Они возбужденно зашушукались. Кто сказал, что мы, высокоразвитые мутанты будущего, не суеверны? Послание было написано моим почерком. А это значит, что я напишу его, когда стану немного старше и, возможно, немного мудрее.
Хотя останусь такой же циничной. В послании говорилось: «Скажи им, что вылазка имеет жизненно важное значение. Не знаю, так ли это на самом деле, но ты все равно скажи».
Ей/мне не было нужды добавлять: «Никому не показывай эту записку». Ясное дело, никто не должен ее видеть, иначе вся моя затея провалится с треском.
А потому я сказала:
— В послании говорится, что вылазка имеет жизненно важное значение для проекта Ворот.

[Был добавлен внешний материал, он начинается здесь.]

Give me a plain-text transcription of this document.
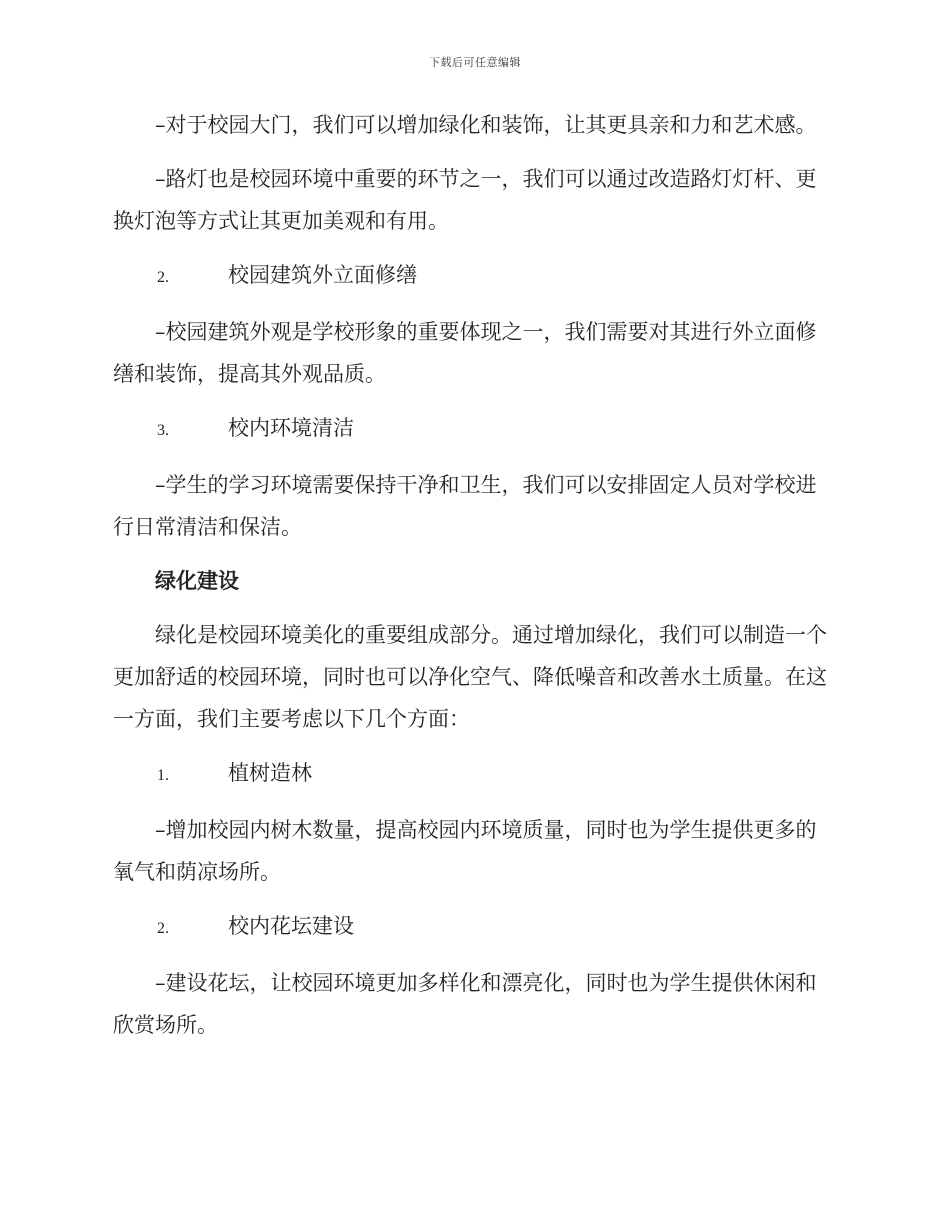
下载后可任意编辑

–对于校园大门，我们可以增加绿化和装饰，让其更具亲和力和艺术感。

–路灯也是校园环境中重要的环节之一，我们可以通过改造路灯灯杆、更换灯泡等方式让其更加美观和有用。

2.	校园建筑外立面修缮

–校园建筑外观是学校形象的重要体现之一，我们需要对其进行外立面修缮和装饰，提高其外观品质。

3.	校内环境清洁

–学生的学习环境需要保持干净和卫生，我们可以安排固定人员对学校进行日常清洁和保洁。

绿化建设

绿化是校园环境美化的重要组成部分。通过增加绿化，我们可以制造一个更加舒适的校园环境，同时也可以净化空气、降低噪音和改善水土质量。在这一方面，我们主要考虑以下几个方面：

1.	植树造林

–增加校园内树木数量，提高校园内环境质量，同时也为学生提供更多的氧气和荫凉场所。

2.	校内花坛建设

–建设花坛，让校园环境更加多样化和漂亮化，同时也为学生提供休闲和欣赏场所。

И села, чтобы не давить на них.
Естественно, через двадцать минут мне дали «добро».
Глава 8
Я, лично я и я
Меня интересовали четыре дня: с десятого по тринадцатое декабря. За это время Ворота были/будут использованы шесть раз.
Первый из них- мое появление в нью-йоркском мотеле 10-го декабря.
Второй включал в себя множество путешествий, совершенных вечером 11-го декабря, когда два авиалайнера находились в воздухе. Оба периода были теперь закрыты для просмотра. Но это нас не волновало, ибо парализатор был потерян позже.
Самолеты столкнулись в 21.11 по времени тихоокеанского побережья. С восьми до девяти утра следующего дня, то есть 12-го, длился пробел темпоральной цензуры. Мы решили назвать его окном «А», поскольку это было первое белое пятно, куда Ворота еще не посылали, и, следовательно, куда мы их когда-нибудь пошлем.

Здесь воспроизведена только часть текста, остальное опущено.